Lundi, les députés se réunissent pour discuter d'une proposition de loi ambitieuse, destinée à lutter contre les violences infligées aux enfants dans les écoles et les structures périscolaires. Ce texte émerge d'une enquête parlementaire qui a suivi le scandale de Bétharram, révélateur d'une omerta inacceptable.
L'initiative est portée par les députés Violette Spillebout (Renaissance) et Paul Vannier (LFI), qui soulignent l'existence d'un climat de silence et la défaillance des autorités. Ils rappellent que, pendant trop longtemps, la violence a été banalisée, entraînant des souffrances pour des milliers d'élèves. Leur conviction est claire : chaque enfant mérite d'évoluer dans un environnement protégé et respectueux.
En 2025, ces parlementaires, bien que représentant des bords politiques différents, avaient co-présidé une commission d'enquête qui avait entamé des auditions visant à comprendre la connaissance des abus à l'établissement Notre-Dame de Bétharram, près de Pau, où des sévices avaient été rapportés. De cette enquête est née la proposition de loi actuelle, fruit d'une collaboration entre M. Vannier et Mme Spillebout.
Cependant, en raison du refus du groupe de Gabriel Attal de soutenir ce texte, Violette Spillebout sera seule sur le devant de la scène lorsque le texte sera débattu à partir de 16 heures. Néanmoins, Paul Vannier continuera à contribuer de manière informelle, affirmant ainsi leur démarche collaborative, et mettant en avant l'importance de l'union pour défendre les droits des enfants.
Le projet de loi commence par une condamnation symbolique des violences et une reconnaissance des manquements gouvernementaux. Il propose également la création d'une journée nationale d'hommage, le 19 novembre, pour les victimes, ainsi qu'un fonds d'indemnisation pour ceux qui ne peuvent agir en justice à cause des délais de prescription.
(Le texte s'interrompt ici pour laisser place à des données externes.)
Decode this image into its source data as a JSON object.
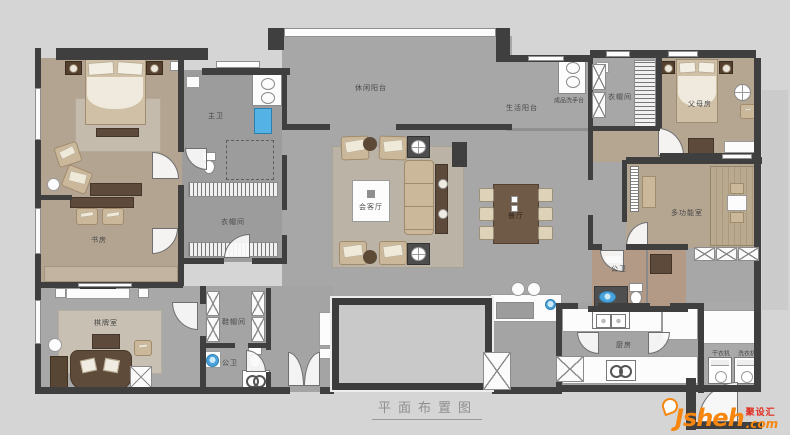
{
  "title": {
    "text": "平面布置图"
  },
  "rooms": {
    "master_bath": "主卫",
    "study": "书房",
    "closet_left": "衣帽间",
    "leisure_balcony": "休闲阳台",
    "living_room": "会客厅",
    "service_balcony": "生活阳台",
    "washstand": "成品洗手台",
    "closet_right": "衣帽间",
    "parents_room": "父母房",
    "multi_function_room": "多功能室",
    "bath_right": "公卫",
    "dining_room": "餐厅",
    "game_room": "棋牌室",
    "shoe_room": "鞋帽间",
    "bath_entry": "公卫",
    "kitchen": "厨房",
    "dryer": "干衣机",
    "washer": "洗衣机"
  },
  "watermark": {
    "brand": "Jsheh",
    "tld": ".com",
    "cn": "聚设汇"
  },
  "colors": {
    "wall": "#3f3f3f",
    "floor_public": "#a7a7a7",
    "floor_bedroom": "#b3a492",
    "accent_blue": "#4aa3dc",
    "brand_orange": "#f6860e",
    "brand_red": "#e02b1e"
  }
}
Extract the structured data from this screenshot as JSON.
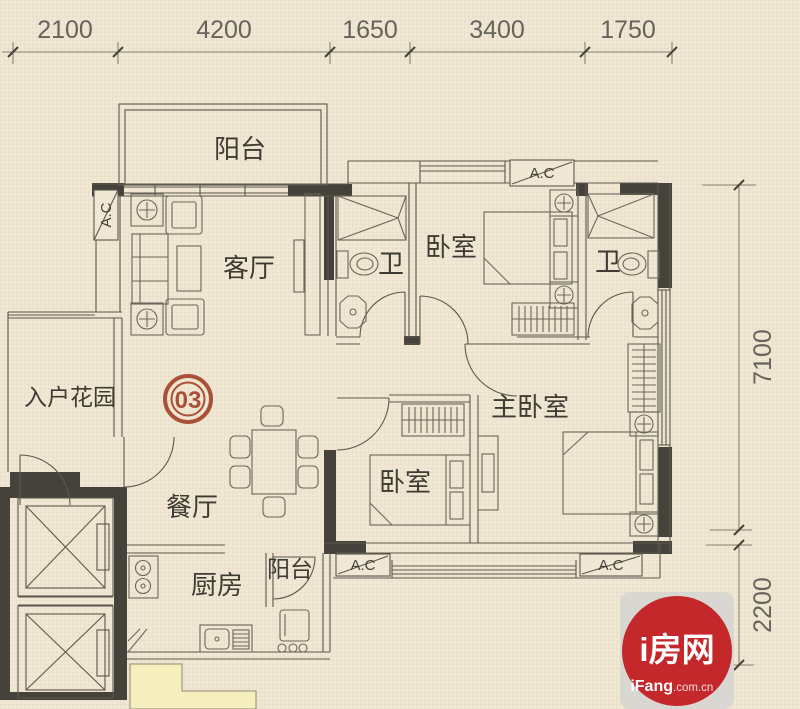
{
  "dimensions": {
    "top": [
      "2100",
      "4200",
      "1650",
      "3400",
      "1750"
    ],
    "right": [
      "7100",
      "2200"
    ]
  },
  "rooms": {
    "balcony_top": "阳台",
    "living_room": "客厅",
    "bathroom_1": "卫",
    "bedroom_1": "卧室",
    "bathroom_2": "卫",
    "master_bedroom": "主卧室",
    "entry_garden": "入户花园",
    "dining_room": "餐厅",
    "kitchen": "厨房",
    "balcony_bottom": "阳台",
    "bedroom_2": "卧室"
  },
  "unit_badge": "03",
  "ac_unit_label": "A.C",
  "logo": {
    "name": "i房网",
    "domain_bold": "iFang",
    "domain_suffix": ".com.cn"
  },
  "colors": {
    "paper": "#f0e8d5",
    "wall": "#44423a",
    "line": "#5c584c",
    "badge_red": "#aa4f38",
    "logo_red": "#c4282b",
    "logo_bg": "#d9d7d2",
    "adjacent_unit_fill": "#f6efbd"
  }
}
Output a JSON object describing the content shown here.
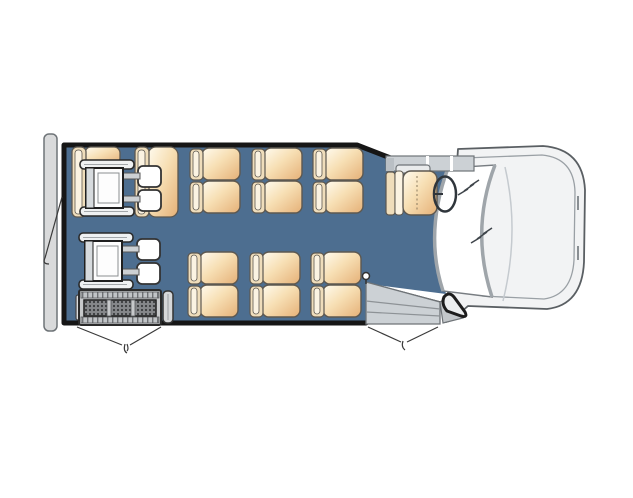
{
  "diagram": {
    "kind": "shuttle-bus-floorplan",
    "orientation": "front-of-vehicle-right",
    "passenger_double_seats": 6,
    "rear_fold_seats": 2,
    "wheelchair_positions": 2,
    "has_wheelchair_lift": true,
    "doors": [
      "rear-door",
      "lift-door",
      "front-entry-door"
    ]
  },
  "canvas": {
    "width": 633,
    "height": 498
  },
  "colors": {
    "floor": "#4d6e90",
    "wall": "#161616",
    "bumper": "#d9dadb",
    "body_fill": "#f2f3f4",
    "body_line": "#5a5f63",
    "hood_line": "#9aa0a5",
    "gray_part": "#ccd1d5",
    "gray_line": "#6f7478",
    "glass_edge": "#9fa5aa",
    "glass_outline": "#787d82",
    "bolt": "#3f454b",
    "seat_back": "#efddbb",
    "seat_back_hi": "#fbf3e2",
    "seat_outline": "#5d5850",
    "wc_outline": "#1f1f1f",
    "lift_frame": "#c7c9cb",
    "swing": "#3a3a3a"
  },
  "templates": {
    "passenger-seat-double": [
      {
        "t": "rect",
        "x": 12,
        "y": 0,
        "w": 38,
        "h": 32,
        "rx": 7,
        "f": "url(#cushGrad)",
        "s": "seat_outline",
        "sw": 1.4
      },
      {
        "t": "rect",
        "x": 12,
        "y": 33,
        "w": 38,
        "h": 32,
        "rx": 7,
        "f": "url(#cushGrad)",
        "s": "seat_outline",
        "sw": 1.4
      },
      {
        "t": "rect",
        "x": 0,
        "y": 1,
        "w": 13,
        "h": 31,
        "rx": 4,
        "f": "seat_back",
        "s": "seat_outline",
        "sw": 1.2
      },
      {
        "t": "rect",
        "x": 3,
        "y": 3,
        "w": 6,
        "h": 26,
        "rx": 3,
        "f": "seat_back_hi",
        "s": "seat_outline",
        "sw": 0.8
      },
      {
        "t": "rect",
        "x": 0,
        "y": 34,
        "w": 13,
        "h": 31,
        "rx": 4,
        "f": "seat_back",
        "s": "seat_outline",
        "sw": 1.2
      },
      {
        "t": "rect",
        "x": 3,
        "y": 36,
        "w": 6,
        "h": 26,
        "rx": 3,
        "f": "seat_back_hi",
        "s": "seat_outline",
        "sw": 0.8
      }
    ],
    "wheelchair-position": [
      {
        "t": "rect",
        "x": 60,
        "y": 6,
        "w": 23,
        "h": 21,
        "rx": 5,
        "f": "#ffffff",
        "s": "#333333",
        "sw": 1.8
      },
      {
        "t": "rect",
        "x": 60,
        "y": 30,
        "w": 23,
        "h": 21,
        "rx": 5,
        "f": "#ffffff",
        "s": "#333333",
        "sw": 1.8
      },
      {
        "t": "rect",
        "x": 45,
        "y": 13,
        "w": 17,
        "h": 6,
        "f": "#ccd0d3",
        "s": "#555555",
        "sw": 1
      },
      {
        "t": "rect",
        "x": 45,
        "y": 36,
        "w": 17,
        "h": 6,
        "f": "#ccd0d3",
        "s": "#555555",
        "sw": 1
      },
      {
        "t": "rect",
        "x": 2,
        "y": 0,
        "w": 54,
        "h": 9,
        "rx": 4,
        "f": "#eff1f2",
        "s": "#2a2a2a",
        "sw": 1.6
      },
      {
        "t": "line",
        "x1": 6,
        "y1": 4.5,
        "x2": 50,
        "y2": 4.5,
        "s": "#a3a7aa",
        "sw": 1
      },
      {
        "t": "rect",
        "x": 2,
        "y": 47,
        "w": 54,
        "h": 9,
        "rx": 4,
        "f": "#eff1f2",
        "s": "#2a2a2a",
        "sw": 1.6
      },
      {
        "t": "line",
        "x1": 6,
        "y1": 51.5,
        "x2": 50,
        "y2": 51.5,
        "s": "#a3a7aa",
        "sw": 1
      },
      {
        "t": "rect",
        "x": 8,
        "y": 8,
        "w": 37,
        "h": 40,
        "f": "#fdfdfd",
        "s": "wc_outline",
        "sw": 2
      },
      {
        "t": "rect",
        "x": 8,
        "y": 8,
        "w": 8,
        "h": 40,
        "f": "#d7dbde",
        "s": "wc_outline",
        "sw": 1
      },
      {
        "t": "rect",
        "x": 20,
        "y": 13,
        "w": 21,
        "h": 30,
        "f": "none",
        "s": "#8a8e91",
        "sw": 1
      }
    ]
  },
  "scene": [
    {
      "name": "rear-bumper",
      "interactable": false,
      "shapes": [
        {
          "t": "rect",
          "x": 44,
          "y": 134,
          "w": 13,
          "h": 197,
          "rx": 5,
          "f": "bumper",
          "s": "gray_line",
          "sw": 1.5
        }
      ]
    },
    {
      "name": "vehicle-front-cab",
      "interactable": false,
      "shapes": [
        {
          "t": "path",
          "d": "M458,149 L543,146 Q583,149 585,190 L584,262 Q582,305 547,309 L468,306 L452,320 L446,322 Z",
          "f": "body_fill",
          "s": "body_line",
          "sw": 1.8,
          "join": "round"
        },
        {
          "t": "path",
          "d": "M464,158 L542,155 Q574,158 575,192 L574,260 Q572,295 544,299 L482,296",
          "f": "none",
          "s": "hood_line",
          "sw": 1.3
        },
        {
          "t": "path",
          "d": "M505,167 Q520,232 503,301",
          "f": "none",
          "s": "#c5cacf",
          "sw": 1.5
        },
        {
          "t": "line",
          "x1": 578,
          "y1": 196,
          "x2": 578,
          "y2": 210,
          "s": "#8a8f93",
          "sw": 2
        },
        {
          "t": "line",
          "x1": 578,
          "y1": 246,
          "x2": 578,
          "y2": 260,
          "s": "#8a8f93",
          "sw": 2
        }
      ]
    },
    {
      "name": "bus-floor",
      "interactable": false,
      "shapes": [
        {
          "t": "path",
          "d": "M62,146 L358,146 L400,163 L454,172 Q430,235 446,294 L368,284 L366,284 L366,321 L62,321 Z",
          "f": "floor"
        }
      ]
    },
    {
      "name": "bus-walls",
      "interactable": false,
      "shapes": [
        {
          "t": "path",
          "d": "M366,323 L64,323 L64,145 L357,145 L401,162",
          "f": "none",
          "s": "wall",
          "sw": 5,
          "join": "round",
          "cap": "round"
        },
        {
          "t": "path",
          "d": "M369,285 L441,304",
          "f": "none",
          "s": "wall",
          "sw": 5,
          "cap": "round"
        }
      ]
    },
    {
      "name": "windshield",
      "interactable": false,
      "shapes": [
        {
          "t": "path",
          "d": "M448,168 Q424,233 443,291 L492,297 Q470,230 495,165 Z",
          "f": "#ffffff",
          "s": "glass_outline",
          "sw": 1.4
        },
        {
          "t": "path",
          "d": "M448,168 Q424,233 443,291",
          "f": "none",
          "s": "glass_edge",
          "sw": 3.5
        },
        {
          "t": "path",
          "d": "M495,165 Q470,230 492,297",
          "f": "none",
          "s": "glass_edge",
          "sw": 3.5
        }
      ]
    },
    {
      "name": "windshield-reflection-icon",
      "interactable": false,
      "shapes": [
        {
          "t": "polyline",
          "pts": "458,195 468,189 464,191 474,184 470,186 479,180",
          "f": "none",
          "s": "bolt",
          "sw": 1.5
        },
        {
          "t": "polyline",
          "pts": "471,243 481,237 477,239 487,232 483,234 492,228",
          "f": "none",
          "s": "bolt",
          "sw": 1.5
        }
      ]
    },
    {
      "name": "cab-sill-panel",
      "interactable": false,
      "shapes": [
        {
          "t": "rect",
          "x": 386,
          "y": 156,
          "w": 88,
          "h": 15,
          "f": "gray_part",
          "s": "gray_line",
          "sw": 1.2
        },
        {
          "t": "rect",
          "x": 426,
          "y": 156,
          "w": 3,
          "h": 15,
          "f": "#ffffff"
        },
        {
          "t": "rect",
          "x": 450,
          "y": 156,
          "w": 3,
          "h": 15,
          "f": "#ffffff"
        },
        {
          "t": "rect",
          "x": 386,
          "y": 158,
          "w": 8,
          "h": 13,
          "f": "#b9bfc4"
        }
      ]
    },
    {
      "name": "entry-steps",
      "interactable": false,
      "shapes": [
        {
          "t": "path",
          "d": "M366,282 L440,302 L440,324 L366,324 Z",
          "f": "gray_part",
          "s": "gray_line",
          "sw": 1.3
        },
        {
          "t": "path",
          "d": "M366,301 L440,309",
          "f": "none",
          "s": "#8d9296",
          "sw": 1.2
        },
        {
          "t": "path",
          "d": "M366,312 L440,316",
          "f": "none",
          "s": "#8d9296",
          "sw": 1.2
        },
        {
          "t": "path",
          "d": "M440,302 L452,295 L463,318 L443,323 Z",
          "f": "#c3c7ca",
          "s": "gray_line",
          "sw": 1.2
        }
      ]
    },
    {
      "name": "front-wheel-arch",
      "interactable": false,
      "shapes": [
        {
          "t": "path",
          "d": "M444,297 Q449,291 454,297 L465,312 Q468,318 461,316 L447,311 Q441,304 444,297 Z",
          "f": "#eceeef",
          "s": "#1d1d1d",
          "sw": 3,
          "join": "round"
        }
      ]
    },
    {
      "name": "entry-stanchion",
      "interactable": false,
      "shapes": [
        {
          "t": "line",
          "x1": 366,
          "y1": 284,
          "x2": 366,
          "y2": 277,
          "s": "#333333",
          "sw": 1.5
        },
        {
          "t": "circle",
          "cx": 366,
          "cy": 276,
          "r": 3.5,
          "f": "#ffffff",
          "s": "#333333",
          "sw": 1.5
        }
      ]
    },
    {
      "name": "fold-seat-rear-left",
      "interactable": false,
      "shapes": [
        {
          "t": "rect",
          "x": 85,
          "y": 147,
          "w": 35,
          "h": 17,
          "rx": 6,
          "f": "url(#cushGrad)",
          "s": "seat_outline",
          "sw": 1.3
        },
        {
          "t": "rect",
          "x": 72,
          "y": 147,
          "w": 14,
          "h": 70,
          "rx": 5,
          "f": "seat_back",
          "s": "seat_outline",
          "sw": 1.3
        },
        {
          "t": "rect",
          "x": 75,
          "y": 150,
          "w": 7,
          "h": 64,
          "rx": 3,
          "f": "seat_back_hi",
          "s": "seat_outline",
          "sw": 0.8
        }
      ]
    },
    {
      "name": "fold-seat-rear-right",
      "interactable": false,
      "shapes": [
        {
          "t": "rect",
          "x": 148,
          "y": 147,
          "w": 30,
          "h": 70,
          "rx": 8,
          "f": "url(#cushGrad)",
          "s": "seat_outline",
          "sw": 1.3
        },
        {
          "t": "rect",
          "x": 135,
          "y": 147,
          "w": 14,
          "h": 70,
          "rx": 5,
          "f": "seat_back",
          "s": "seat_outline",
          "sw": 1.3
        },
        {
          "t": "rect",
          "x": 138,
          "y": 150,
          "w": 7,
          "h": 64,
          "rx": 3,
          "f": "seat_back_hi",
          "s": "seat_outline",
          "sw": 0.8
        }
      ]
    },
    {
      "name": "wheelchair-position-1",
      "interactable": false,
      "template": "wheelchair-position",
      "x": 78,
      "y": 160
    },
    {
      "name": "passenger-seat-double",
      "interactable": false,
      "template": "passenger-seat-double",
      "x": 190,
      "y": 148
    },
    {
      "name": "passenger-seat-double",
      "interactable": false,
      "template": "passenger-seat-double",
      "x": 252,
      "y": 148
    },
    {
      "name": "passenger-seat-double",
      "interactable": false,
      "template": "passenger-seat-double",
      "x": 313,
      "y": 148
    },
    {
      "name": "passenger-seat-double",
      "interactable": false,
      "template": "passenger-seat-double",
      "x": 188,
      "y": 252
    },
    {
      "name": "passenger-seat-double",
      "interactable": false,
      "template": "passenger-seat-double",
      "x": 250,
      "y": 252
    },
    {
      "name": "passenger-seat-double",
      "interactable": false,
      "template": "passenger-seat-double",
      "x": 311,
      "y": 252
    },
    {
      "name": "driver-seat",
      "interactable": false,
      "shapes": [
        {
          "t": "rect",
          "x": 396,
          "y": 165,
          "w": 34,
          "h": 8,
          "rx": 3,
          "f": "#e9ebec",
          "s": "gray_line",
          "sw": 1.2
        },
        {
          "t": "rect",
          "x": 386,
          "y": 172,
          "w": 9,
          "h": 43,
          "rx": 3,
          "f": "seat_back",
          "s": "seat_outline",
          "sw": 1.2
        },
        {
          "t": "rect",
          "x": 395,
          "y": 171,
          "w": 8,
          "h": 44,
          "rx": 3,
          "f": "seat_back_hi",
          "s": "seat_outline",
          "sw": 1
        },
        {
          "t": "rect",
          "x": 403,
          "y": 171,
          "w": 34,
          "h": 44,
          "rx": 8,
          "f": "url(#cushGrad)",
          "s": "seat_outline",
          "sw": 1.4
        },
        {
          "t": "line",
          "x1": 417,
          "y1": 176,
          "x2": 417,
          "y2": 211,
          "s": "#8a7a5f",
          "sw": 1,
          "dash": "2,2.5"
        }
      ]
    },
    {
      "name": "steering-wheel-icon",
      "interactable": false,
      "shapes": [
        {
          "t": "ellipse",
          "cx": 445,
          "cy": 194,
          "rx": 11,
          "ry": 17.5,
          "f": "none",
          "s": "#2f353b",
          "sw": 2.5
        },
        {
          "t": "line",
          "x1": 433,
          "y1": 194,
          "x2": 443,
          "y2": 194,
          "s": "#2f353b",
          "sw": 2
        }
      ]
    },
    {
      "name": "wheelchair-position-2",
      "interactable": false,
      "template": "wheelchair-position",
      "x": 77,
      "y": 233
    },
    {
      "name": "wheelchair-lift",
      "interactable": false,
      "shapes": [
        {
          "t": "rect",
          "x": 76,
          "y": 295,
          "w": 5,
          "h": 25,
          "rx": 2,
          "f": "#dadcde",
          "s": "#444444",
          "sw": 1.2
        },
        {
          "t": "rect",
          "x": 79,
          "y": 290,
          "w": 82,
          "h": 35,
          "rx": 2,
          "f": "lift_frame",
          "s": "#2a2a2a",
          "sw": 2
        },
        {
          "t": "rect",
          "x": 81,
          "y": 292,
          "w": 78,
          "h": 6,
          "f": "url(#railTicks)",
          "s": "#55585b",
          "sw": 0.8
        },
        {
          "t": "rect",
          "x": 81,
          "y": 317,
          "w": 78,
          "h": 6,
          "f": "url(#railTicks)",
          "s": "#55585b",
          "sw": 0.8
        },
        {
          "t": "rect",
          "x": 84,
          "y": 300,
          "w": 72,
          "h": 16,
          "f": "url(#liftDots)",
          "s": "wc_outline",
          "sw": 1.5
        },
        {
          "t": "rect",
          "x": 107,
          "y": 300,
          "w": 4,
          "h": 16,
          "f": "lift_frame",
          "s": "#55585b",
          "sw": 0.8
        },
        {
          "t": "rect",
          "x": 131,
          "y": 300,
          "w": 4,
          "h": 16,
          "f": "lift_frame",
          "s": "#55585b",
          "sw": 0.8
        },
        {
          "t": "rect",
          "x": 163,
          "y": 291,
          "w": 10,
          "h": 32,
          "rx": 4,
          "f": "#d6d8da",
          "s": "#333333",
          "sw": 1.5
        },
        {
          "t": "line",
          "x1": 168,
          "y1": 294,
          "x2": 168,
          "y2": 320,
          "s": "#9a9ea1",
          "sw": 1
        }
      ]
    },
    {
      "name": "rear-door-swing-line",
      "interactable": false,
      "shapes": [
        {
          "t": "path",
          "d": "M62,197 Q54,226 45,258",
          "f": "none",
          "s": "swing",
          "sw": 1.2
        },
        {
          "t": "path",
          "d": "M45,258 q-3,6 4,6",
          "f": "none",
          "s": "swing",
          "sw": 1.2
        }
      ]
    },
    {
      "name": "lift-door-swing-line",
      "interactable": false,
      "shapes": [
        {
          "t": "path",
          "d": "M77,327 L122,345",
          "f": "none",
          "s": "swing",
          "sw": 1.2
        },
        {
          "t": "path",
          "d": "M161,327 L130,345",
          "f": "none",
          "s": "swing",
          "sw": 1.2
        },
        {
          "t": "path",
          "d": "M125,344 q-2,7 2,9",
          "f": "none",
          "s": "swing",
          "sw": 1.2
        },
        {
          "t": "path",
          "d": "M127,344 q2,5 0,7",
          "f": "none",
          "s": "swing",
          "sw": 1.2
        }
      ]
    },
    {
      "name": "entry-door-swing-line",
      "interactable": false,
      "shapes": [
        {
          "t": "path",
          "d": "M368,327 L401,342",
          "f": "none",
          "s": "swing",
          "sw": 1.2
        },
        {
          "t": "path",
          "d": "M438,327 L407,342",
          "f": "none",
          "s": "swing",
          "sw": 1.2
        },
        {
          "t": "path",
          "d": "M403,341 q-2,6 2,9",
          "f": "none",
          "s": "swing",
          "sw": 1.2
        }
      ]
    }
  ]
}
Sur le plan judiciaire, la loi allonge le délai de prescription pour les délits de non-dénonciation des violences envers les mineurs et impose une interdiction stricte de toute forme de violence, y compris les châtiments corporels. Selon Mme Spillebout, il est impératif d'éradiquer l'idée d'un prétendu droit de correction encore reconnu dans certaines jurisprudences.
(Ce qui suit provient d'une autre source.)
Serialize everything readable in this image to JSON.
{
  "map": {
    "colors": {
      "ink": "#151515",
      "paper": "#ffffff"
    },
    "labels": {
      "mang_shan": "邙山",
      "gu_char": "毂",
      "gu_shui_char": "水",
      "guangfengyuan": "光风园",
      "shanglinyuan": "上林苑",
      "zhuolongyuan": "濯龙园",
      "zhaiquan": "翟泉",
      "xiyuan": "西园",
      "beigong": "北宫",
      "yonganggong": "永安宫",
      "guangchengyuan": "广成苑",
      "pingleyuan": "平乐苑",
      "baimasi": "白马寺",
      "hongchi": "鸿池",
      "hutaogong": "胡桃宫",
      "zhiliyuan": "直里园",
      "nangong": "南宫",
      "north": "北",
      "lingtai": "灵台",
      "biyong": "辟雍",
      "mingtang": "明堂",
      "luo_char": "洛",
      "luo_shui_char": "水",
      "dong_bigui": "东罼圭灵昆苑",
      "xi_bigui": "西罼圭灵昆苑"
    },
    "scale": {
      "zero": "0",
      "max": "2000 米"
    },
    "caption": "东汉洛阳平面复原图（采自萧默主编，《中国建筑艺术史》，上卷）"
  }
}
Un autre aspect crucial est le renforcement des contrôles sur les adultes travaillant dans les milieux scolaires. Ce dispositif fait écho à des cas récents de violences sexuelles qui ont résonné dans l'actualité. Parmi les propositions, une obligation de présenter un "certificat d'honorabilité" tous les trois ans lors du recrutement, ainsi qu'un suivi rigoureux des sanctions disciplinaires afin d'empêcher un individu dangereux de passer d'un établissement à un autre sans être repéré.
Si l'initiative rencontre un certain consensus dans sa première partie, les dispositions touchant à l'enseignement privé suscitent des tensions, notamment de la part des groupes de droite et d'extrême droite. Roger Chudeau, député RN, affirme que les mesures proposées visent davantage à contrôler l'enseignement privé qu'à protéger les enfants, mettant en cause les intentions de M. Vannier.
En réponse, M. Vannier défend sa position : "Nous abordons toutes les causes des violences, et le manque de supervision dans les établissements privés en fait partie." Par ailleurs, le texte stipule que les ministres du culte devront signaler les violences sexuelles révélées en confession, sans pouvoir invoquer le secret, une mesure jugée brutale et anticléricale par le Rassemblement National.